Auch Martin Walser ("Ehen in Philippsburg") würde "sich freuen", wenn die Reform zurückgenommen würde. Er beklagt: "Die Idee dieser Reform wurde aus bürokratischem Müßiggang geboren." Walser, der die neuen Regeln wie viele andere Autoren boykottiert, erklärt: "Ich schreibe weiter, wie ich will." Der Schriftsteller Georg Klein ("Barbar Rosa") bemängelt in der Zeitung: "Die so genannte Rechtschreibreform war weniger als halbherzig." Es sei keine Schande, etwas Missratenes aus der Welt zurückzurufen.
Politiker wie Niedersachsens Ministerpräsident Christian Wulff und sein saarländischer Kollege Peter Müller (beide CDU) machen bereits seit längerem Front gegen die Reform. Wulff forderte jetzt die Bundesregierung auf, sich mit dem Ziel der Rücknahme der Rechtschreibreform mit den Regierungen von Österreich und der Schweiz abzustimmen. "Dann ließe sich die Sache schnell beenden", sagte der CDU-Politiker der in Dresden erscheinenden "Sächsischen Zeitung". Alle Befürchtungen, die sich mit der Überarbeitung der Rechtschreibregeln verbunden hätten, seien übertroffen worden, sagte Wulff. "Die Rechtschreibung ist nicht einfacher und klarer geworden, sondern es herrscht Anarchie und Beliebigkeit."
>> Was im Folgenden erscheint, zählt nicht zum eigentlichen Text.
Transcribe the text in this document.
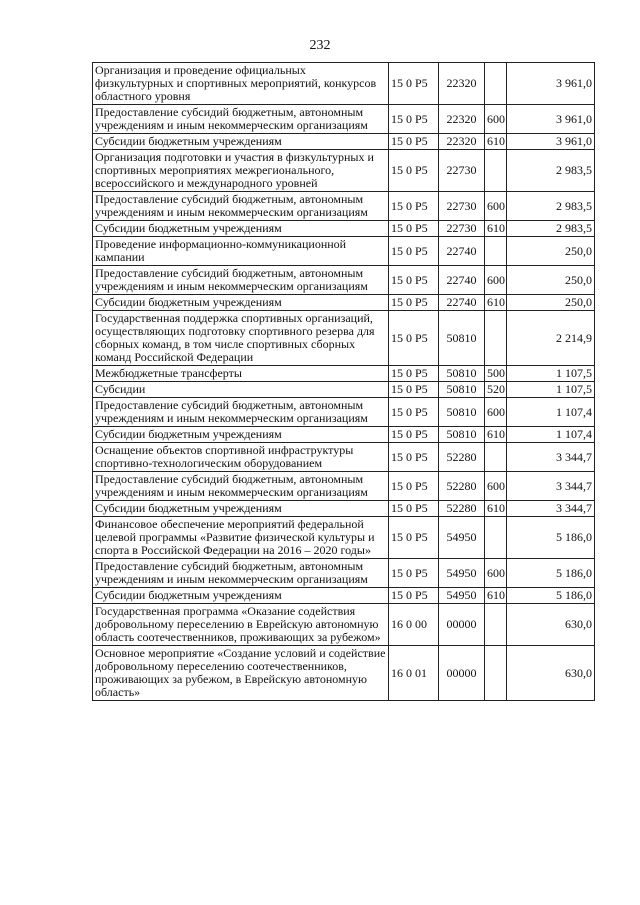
232
Организация и проведение официальных физкультурных и спортивных мероприятий, конкурсов областного уровня	15 0 Р5	22320		3 961,0
Предоставление субсидий бюджетным, автономным учреждениям и иным некоммерческим организациям	15 0 Р5	22320	600	3 961,0
Субсидии бюджетным учреждениям	15 0 Р5	22320	610	3 961,0
Организация подготовки и участия в физкультурных и спортивных мероприятиях межрегионального, всероссийского и международного уровней	15 0 Р5	22730		2 983,5
Предоставление субсидий бюджетным, автономным учреждениям и иным некоммерческим организациям	15 0 Р5	22730	600	2 983,5
Субсидии бюджетным учреждениям	15 0 Р5	22730	610	2 983,5
Проведение информационно-коммуникационной кампании	15 0 Р5	22740		250,0
Предоставление субсидий бюджетным, автономным учреждениям и иным некоммерческим организациям	15 0 Р5	22740	600	250,0
Субсидии бюджетным учреждениям	15 0 Р5	22740	610	250,0
Государственная поддержка спортивных организаций, осуществляющих подготовку спортивного резерва для сборных команд, в том числе спортивных сборных команд Российской Федерации	15 0 Р5	50810		2 214,9
Межбюджетные трансферты	15 0 Р5	50810	500	1 107,5
Субсидии	15 0 Р5	50810	520	1 107,5
Предоставление субсидий бюджетным, автономным учреждениям и иным некоммерческим организациям	15 0 Р5	50810	600	1 107,4
Субсидии бюджетным учреждениям	15 0 Р5	50810	610	1 107,4
Оснащение объектов спортивной инфраструктуры спортивно-технологическим оборудованием	15 0 Р5	52280		3 344,7
Предоставление субсидий бюджетным, автономным учреждениям и иным некоммерческим организациям	15 0 Р5	52280	600	3 344,7
Субсидии бюджетным учреждениям	15 0 Р5	52280	610	3 344,7
Финансовое обеспечение мероприятий федеральной целевой программы «Развитие физической культуры и спорта в Российской Федерации на 2016 – 2020 годы»	15 0 Р5	54950		5 186,0
Предоставление субсидий бюджетным, автономным учреждениям и иным некоммерческим организациям	15 0 Р5	54950	600	5 186,0
Субсидии бюджетным учреждениям	15 0 Р5	54950	610	5 186,0
Государственная программа «Оказание содействия добровольному переселению в Еврейскую автономную область соотечественников, проживающих за рубежом»	16 0 00	00000		630,0
Основное мероприятие «Создание условий и содействие добровольному переселению соотечественников, проживающих за рубежом, в Еврейскую автономную область»	16 0 01	00000		630,0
Auch der Ministerpräsident von Sachsen-Anhalt, Wolfgang Böhmer (CDU), stimmt jetzt in den Chor mit ein und spricht sich für die Rückkehr zur alten Rechtschreibung aus. Böhmer sagte MDR 1 Radio Sachsen-Anhalt, er habe die Rechtschreibreform von Beginn an für einen Irrweg gehalten. "Wenn ich versucht habe, sie anzuwenden, hatte ich ein ganz schlechtes Gewissen, weil ich dachte, das kann ja nur falsch sein", sagte er. Für ihn wäre eine Abkehr von der neuen Schreibweise deshalb kein Problem.